I finished An Angel in Sodom. The book was informative, and I learned a lot about Henry Gerber’s role in early gay rights organizing. His work mattered historically.
But I didn’t find him admirable. He came across as racist, elitist, and at times just unsettling. I know people are complicated and that everyone has parts of themselves they don’t share. Still, it's fair to feel uneasy about someone, even when they did something important. You can recognize their contribution without needing to celebrate the person.
I’m glad I read it. But I wouldn’t call him an angel.
This was a terrific read for people who are interested in the early LGTB rights movement. Henry Gerber founded the first Society for Human Rights in 1924 Chicago. It ended in disaster.
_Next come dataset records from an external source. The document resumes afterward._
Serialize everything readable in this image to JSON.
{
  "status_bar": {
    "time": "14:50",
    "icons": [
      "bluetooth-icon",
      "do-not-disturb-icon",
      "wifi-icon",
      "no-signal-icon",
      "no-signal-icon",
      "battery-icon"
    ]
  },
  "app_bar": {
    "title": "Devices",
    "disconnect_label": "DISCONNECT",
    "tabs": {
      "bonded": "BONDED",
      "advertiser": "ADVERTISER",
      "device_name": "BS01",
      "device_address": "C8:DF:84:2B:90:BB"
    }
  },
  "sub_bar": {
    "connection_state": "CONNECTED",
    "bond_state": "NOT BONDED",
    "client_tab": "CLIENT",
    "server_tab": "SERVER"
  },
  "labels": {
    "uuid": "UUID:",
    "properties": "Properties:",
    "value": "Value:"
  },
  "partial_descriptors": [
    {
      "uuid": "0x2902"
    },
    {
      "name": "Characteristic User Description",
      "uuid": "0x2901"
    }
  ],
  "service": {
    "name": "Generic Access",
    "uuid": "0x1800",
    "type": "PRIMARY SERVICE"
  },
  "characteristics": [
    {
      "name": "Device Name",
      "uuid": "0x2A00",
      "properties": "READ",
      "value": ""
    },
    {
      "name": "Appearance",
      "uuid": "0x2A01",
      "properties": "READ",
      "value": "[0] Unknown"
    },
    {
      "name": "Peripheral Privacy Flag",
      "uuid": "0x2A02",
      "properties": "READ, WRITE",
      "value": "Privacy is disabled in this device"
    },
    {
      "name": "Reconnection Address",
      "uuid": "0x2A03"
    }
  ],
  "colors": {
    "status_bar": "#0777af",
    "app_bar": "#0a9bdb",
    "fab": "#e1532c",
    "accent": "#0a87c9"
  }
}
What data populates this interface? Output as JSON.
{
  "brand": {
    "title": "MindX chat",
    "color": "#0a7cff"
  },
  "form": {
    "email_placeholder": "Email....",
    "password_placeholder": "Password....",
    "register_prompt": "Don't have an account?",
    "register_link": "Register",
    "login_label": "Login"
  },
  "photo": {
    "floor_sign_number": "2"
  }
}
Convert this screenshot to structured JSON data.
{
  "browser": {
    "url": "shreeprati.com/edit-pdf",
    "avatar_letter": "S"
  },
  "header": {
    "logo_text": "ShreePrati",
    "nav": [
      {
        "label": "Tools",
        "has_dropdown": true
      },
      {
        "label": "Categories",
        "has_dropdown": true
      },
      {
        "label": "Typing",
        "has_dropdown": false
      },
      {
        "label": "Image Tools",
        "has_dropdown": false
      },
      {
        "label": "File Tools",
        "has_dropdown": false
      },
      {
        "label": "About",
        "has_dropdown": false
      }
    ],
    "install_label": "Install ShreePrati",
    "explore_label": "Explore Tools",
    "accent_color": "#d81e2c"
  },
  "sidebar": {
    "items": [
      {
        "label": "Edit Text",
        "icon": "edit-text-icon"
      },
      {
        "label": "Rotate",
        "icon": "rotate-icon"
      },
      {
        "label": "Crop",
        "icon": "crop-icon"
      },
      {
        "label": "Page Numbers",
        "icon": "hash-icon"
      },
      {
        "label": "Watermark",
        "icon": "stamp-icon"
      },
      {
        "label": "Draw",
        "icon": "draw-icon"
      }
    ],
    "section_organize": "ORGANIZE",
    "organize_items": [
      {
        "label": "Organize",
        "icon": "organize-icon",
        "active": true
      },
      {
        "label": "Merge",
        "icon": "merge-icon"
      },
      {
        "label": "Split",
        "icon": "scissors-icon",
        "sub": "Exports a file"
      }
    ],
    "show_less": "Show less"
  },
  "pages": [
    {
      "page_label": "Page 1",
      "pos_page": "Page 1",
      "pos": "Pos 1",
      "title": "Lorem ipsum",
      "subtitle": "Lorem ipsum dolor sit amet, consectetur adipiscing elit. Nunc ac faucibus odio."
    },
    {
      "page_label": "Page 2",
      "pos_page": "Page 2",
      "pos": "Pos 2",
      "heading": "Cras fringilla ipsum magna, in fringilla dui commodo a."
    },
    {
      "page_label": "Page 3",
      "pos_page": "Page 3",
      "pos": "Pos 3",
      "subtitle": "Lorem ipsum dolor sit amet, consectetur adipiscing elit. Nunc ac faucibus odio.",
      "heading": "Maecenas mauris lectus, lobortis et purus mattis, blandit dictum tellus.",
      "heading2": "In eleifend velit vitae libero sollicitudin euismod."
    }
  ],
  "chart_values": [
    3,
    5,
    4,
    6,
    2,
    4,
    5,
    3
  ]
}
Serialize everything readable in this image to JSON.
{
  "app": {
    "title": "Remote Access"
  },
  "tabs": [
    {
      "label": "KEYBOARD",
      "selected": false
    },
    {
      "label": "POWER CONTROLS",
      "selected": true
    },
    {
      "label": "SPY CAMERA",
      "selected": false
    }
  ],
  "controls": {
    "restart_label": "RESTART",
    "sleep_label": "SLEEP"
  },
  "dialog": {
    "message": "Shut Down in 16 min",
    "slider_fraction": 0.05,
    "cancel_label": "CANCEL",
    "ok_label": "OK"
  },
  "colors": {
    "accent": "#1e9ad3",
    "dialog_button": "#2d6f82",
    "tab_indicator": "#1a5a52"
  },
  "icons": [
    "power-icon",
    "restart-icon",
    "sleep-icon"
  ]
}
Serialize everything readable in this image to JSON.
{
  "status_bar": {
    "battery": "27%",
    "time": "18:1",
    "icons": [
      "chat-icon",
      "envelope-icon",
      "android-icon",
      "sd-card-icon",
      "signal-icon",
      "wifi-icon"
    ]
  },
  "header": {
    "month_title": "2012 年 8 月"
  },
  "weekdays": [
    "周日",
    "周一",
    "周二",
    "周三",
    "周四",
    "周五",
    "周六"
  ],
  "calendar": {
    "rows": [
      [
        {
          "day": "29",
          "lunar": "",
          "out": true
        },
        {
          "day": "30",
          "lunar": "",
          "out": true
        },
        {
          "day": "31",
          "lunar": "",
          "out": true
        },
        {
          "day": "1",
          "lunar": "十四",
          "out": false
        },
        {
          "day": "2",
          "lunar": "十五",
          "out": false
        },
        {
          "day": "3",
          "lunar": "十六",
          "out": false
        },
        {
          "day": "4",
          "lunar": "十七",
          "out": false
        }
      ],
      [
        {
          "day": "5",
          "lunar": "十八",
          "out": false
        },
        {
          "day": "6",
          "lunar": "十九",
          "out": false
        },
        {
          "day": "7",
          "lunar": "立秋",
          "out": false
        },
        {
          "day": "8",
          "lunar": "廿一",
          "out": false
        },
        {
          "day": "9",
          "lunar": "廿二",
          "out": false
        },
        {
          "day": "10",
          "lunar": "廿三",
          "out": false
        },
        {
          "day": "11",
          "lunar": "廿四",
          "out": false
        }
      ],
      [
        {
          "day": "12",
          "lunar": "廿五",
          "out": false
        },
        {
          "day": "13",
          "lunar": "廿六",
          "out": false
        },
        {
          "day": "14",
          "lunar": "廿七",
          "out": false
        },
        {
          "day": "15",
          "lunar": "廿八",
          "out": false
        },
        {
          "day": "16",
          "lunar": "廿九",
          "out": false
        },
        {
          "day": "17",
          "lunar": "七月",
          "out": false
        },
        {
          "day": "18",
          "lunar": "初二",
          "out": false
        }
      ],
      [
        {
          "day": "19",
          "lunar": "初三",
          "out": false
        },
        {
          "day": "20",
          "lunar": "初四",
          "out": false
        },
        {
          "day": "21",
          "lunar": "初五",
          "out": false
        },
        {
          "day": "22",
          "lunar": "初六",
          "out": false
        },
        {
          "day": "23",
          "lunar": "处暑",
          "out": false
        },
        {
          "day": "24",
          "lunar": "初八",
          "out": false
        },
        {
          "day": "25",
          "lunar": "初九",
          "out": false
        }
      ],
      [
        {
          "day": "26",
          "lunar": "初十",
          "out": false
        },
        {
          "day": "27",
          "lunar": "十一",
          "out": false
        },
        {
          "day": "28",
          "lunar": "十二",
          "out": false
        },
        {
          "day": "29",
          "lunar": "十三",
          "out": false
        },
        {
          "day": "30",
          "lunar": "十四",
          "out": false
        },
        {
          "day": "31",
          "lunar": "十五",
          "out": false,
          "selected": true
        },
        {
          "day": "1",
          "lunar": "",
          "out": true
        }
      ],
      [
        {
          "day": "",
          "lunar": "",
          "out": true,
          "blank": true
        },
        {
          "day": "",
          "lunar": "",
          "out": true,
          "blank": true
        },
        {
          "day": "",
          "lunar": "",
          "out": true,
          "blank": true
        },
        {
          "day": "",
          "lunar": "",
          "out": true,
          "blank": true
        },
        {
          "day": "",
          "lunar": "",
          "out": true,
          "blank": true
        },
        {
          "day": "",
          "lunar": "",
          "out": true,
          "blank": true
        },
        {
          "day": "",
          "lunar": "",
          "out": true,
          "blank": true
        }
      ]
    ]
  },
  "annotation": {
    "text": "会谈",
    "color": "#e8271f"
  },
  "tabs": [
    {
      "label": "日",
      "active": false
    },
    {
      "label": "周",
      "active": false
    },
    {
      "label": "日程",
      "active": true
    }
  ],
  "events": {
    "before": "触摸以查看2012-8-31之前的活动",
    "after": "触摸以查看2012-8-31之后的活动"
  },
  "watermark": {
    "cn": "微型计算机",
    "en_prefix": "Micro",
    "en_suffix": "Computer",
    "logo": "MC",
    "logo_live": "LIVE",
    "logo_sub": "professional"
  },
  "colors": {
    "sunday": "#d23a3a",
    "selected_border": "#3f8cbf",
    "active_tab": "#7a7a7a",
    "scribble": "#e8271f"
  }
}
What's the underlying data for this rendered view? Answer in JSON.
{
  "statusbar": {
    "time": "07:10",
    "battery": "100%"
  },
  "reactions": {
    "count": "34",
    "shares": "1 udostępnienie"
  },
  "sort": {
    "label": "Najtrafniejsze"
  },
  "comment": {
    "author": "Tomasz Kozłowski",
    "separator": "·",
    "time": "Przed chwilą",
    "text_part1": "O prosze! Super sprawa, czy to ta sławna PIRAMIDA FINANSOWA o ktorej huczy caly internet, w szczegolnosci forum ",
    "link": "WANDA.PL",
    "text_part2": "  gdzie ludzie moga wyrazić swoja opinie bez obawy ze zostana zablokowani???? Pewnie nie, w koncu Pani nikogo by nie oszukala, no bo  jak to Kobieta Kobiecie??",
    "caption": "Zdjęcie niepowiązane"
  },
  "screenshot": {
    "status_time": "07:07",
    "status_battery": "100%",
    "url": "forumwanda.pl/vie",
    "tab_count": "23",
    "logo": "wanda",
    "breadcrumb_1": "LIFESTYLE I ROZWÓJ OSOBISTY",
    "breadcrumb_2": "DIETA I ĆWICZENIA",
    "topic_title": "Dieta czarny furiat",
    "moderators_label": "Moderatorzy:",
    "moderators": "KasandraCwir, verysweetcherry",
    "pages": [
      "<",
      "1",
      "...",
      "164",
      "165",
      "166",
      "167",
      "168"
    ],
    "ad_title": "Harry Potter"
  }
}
However, for the next half century, Gerber remained on the periphery of the movement and The author has researched some fascinating details about this period. Although Gerber died and obscurity in 1972, his organizing skills annd heroism are fully appreciated now.
Perhaps too slight for the full biography treatment, “An Angel in Sodom” tells the story of an important activist and member of the gay rights movement in America. The reconstruction of Henry Gerber’s correspondence with other gay men of his time was interesting, but I’m not sure it’s enough on its own—particularly since Gerber’s contributions were mostly on an intangible level until the 50s.
Thanks to Goodreads and Chicago Review Press for the giveaway copy!
This was a little more academic than I expected, but glad to see an important figure getting an overdue biography. I would recommend this more to researchers than a general audience.
This was an interesting biography of an important person in the gay rights movemner. He is not someone I had ever heard of before, but it was really interesting. The writer does a nice job of bringing the reader through the events in his life and highlighting his importance.